If you have a moment, have a look.

Tuesday 23 November 2010

A Party Just Because


Somewhere between the frantic last minute preparations, shoving flowers into vases and tea lights into jam jars, making popcorn still in my pyjama bottoms ten minutes before people are due to arrive, slicing a layer of skin off my ankle in the shower, blood flowing down the drain like a scene from Psycho, pulling on a black dress found in the bottom of my wardrobe, eventually emerging ready from my room half an hour after the first guests had arrived, somewhere between all that and finally making it to my bed, sleepily, dreamily, in the early hours of Sunday morning, I manage to have a wonderful time. We pull it out the bag, C, C and I, and, even without M there to mix the cocktails and do the post-party washing up, we manage to throw a damn good party. We drink mulled cider, gingerbread Bellinis, and a pear punch which halfway through the night morphs into a rum punch due to lack of vodka. Our lovingly hand made Hokey Pokey collapses in the heat of the packed rooms, we find it, stickily melted, in all sorts of strange places the next day. Pizza is brought triumphantly from the oven at 1am, to great delight. My camera is appropriated at some point during the evening, in the morning there are photos on it I didn't take, I know I didn't take this one.

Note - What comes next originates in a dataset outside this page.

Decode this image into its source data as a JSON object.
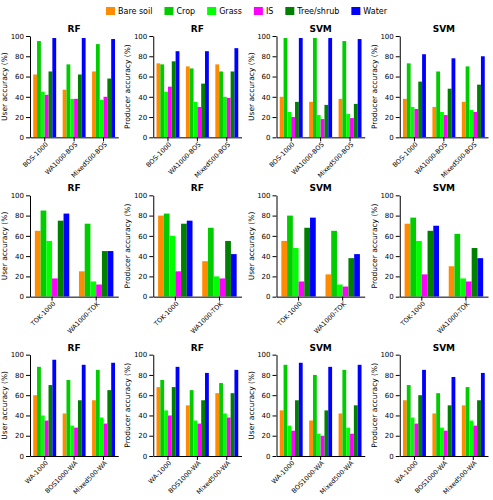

Non of the neighbours complain, no glass is broken.


The clean up takes the best part of Sunday but afterwards the three of us collapse contentedly onto the sofa to watch the first part of William Boyd's Any Human Heart.

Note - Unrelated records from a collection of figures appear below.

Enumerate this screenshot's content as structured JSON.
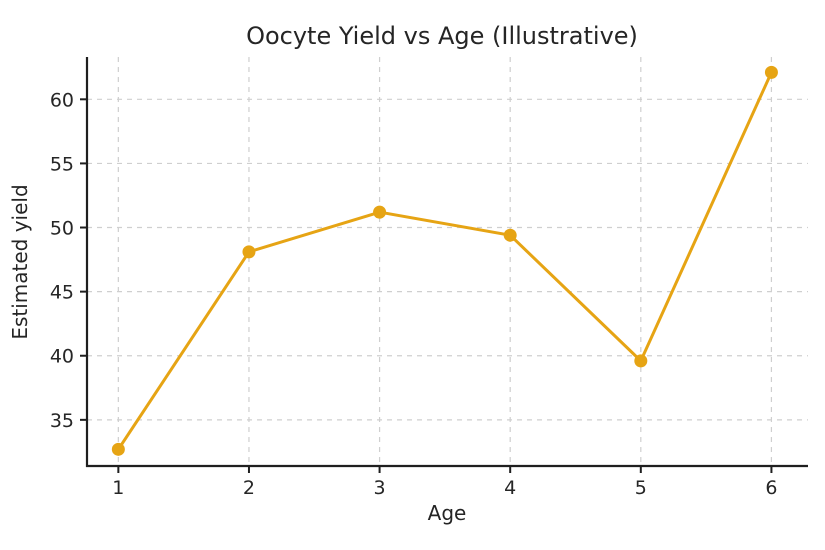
{
  "chart_data": {
    "type": "line",
    "title": "Oocyte Yield vs Age (Illustrative)",
    "xlabel": "Age",
    "ylabel": "Estimated yield",
    "x": [
      1,
      2,
      3,
      4,
      5,
      6
    ],
    "y": [
      32.7,
      48.1,
      51.2,
      49.4,
      39.6,
      62.1
    ],
    "series": [
      {
        "name": "Estimated yield",
        "x": [
          1,
          2,
          3,
          4,
          5,
          6
        ],
        "values": [
          32.7,
          48.1,
          51.2,
          49.4,
          39.6,
          62.1
        ]
      }
    ],
    "x_tick_labels": [
      "1",
      "2",
      "3",
      "4",
      "5",
      "6"
    ],
    "y_tick_labels": [
      "35",
      "40",
      "45",
      "50",
      "55",
      "60"
    ],
    "x_ticks": [
      1,
      2,
      3,
      4,
      5,
      6
    ],
    "y_ticks": [
      35,
      40,
      45,
      50,
      55,
      60
    ],
    "xlim": [
      0.76,
      6.28
    ],
    "ylim": [
      31.4,
      63.3
    ],
    "grid": true,
    "legend": "none",
    "colors": {
      "line": "#E6A414",
      "marker": "#E6A414",
      "grid": "#cfcfcf",
      "spine": "#1f1f1f",
      "text": "#252525",
      "background": "#ffffff"
    }
  }
}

Monday morning I wake in the half light, realise the weekend is over, Saturday night just memories, and feel deflated, entirely unenthusiastic about the week ahead.

Wednesday 17 November 2010

Flashes of Colour

As well as the sea of grey this last weekend, there was also colour, brief flashes of it. Lara Harwood's wonderful inked figures, seen at an open studios night. We stumbled upon her studio and fell in love with her work, but there were also some other amazing artists on display, and we felt very cultured absorbing it all. Late night tempura afterwards in Finsbury Park, waiting with C, C and C outside on the pavement for a table, liking the lights of the nearby bowling lane. Lunch at St. Pancras station with M's parents who were down for the rugby, vaulting glass roof lifting the spirits. Budgies that told the fortune of passers-by on Southbank, highlighter green, lemon yellow, selecting brightly coloured scraps of paper with their beaks, an antidote to the grey sky, grey river. A fairground at the base of St. Paul's Cathedral, flashing lights, the sugar-sweet smell of candy-floss. Ladyfest on Sunday, J's shoes, Red Riding Hood socks, making me smile.

And I finally did some hand-washing that had been sitting in my laundry basket for an age.







Monday 15 November 2010

Skylines, Sunflower Seeds

On Saturday I walk from Waterloo, along the Southbank, past the second-hand book stalls near the BFI, past the National Theatre, to the Tate Modern. London is grey and cold, flat-looking. I am hoping to see the Gauguin, to immerse myself in bright colours, lush vegetation, exotic Tahitian women, but it is booked up until the evening so instead I wander through the Turbine Hall to Ai Weiwei's Sunflower Seeds, part of the Unilever Series. One hundred million sunflower seeds stretch out across the vast hall, each one unique, hand crafted from porcelain.

I find it hard to comprehend the enormity of the project, the time, the patience.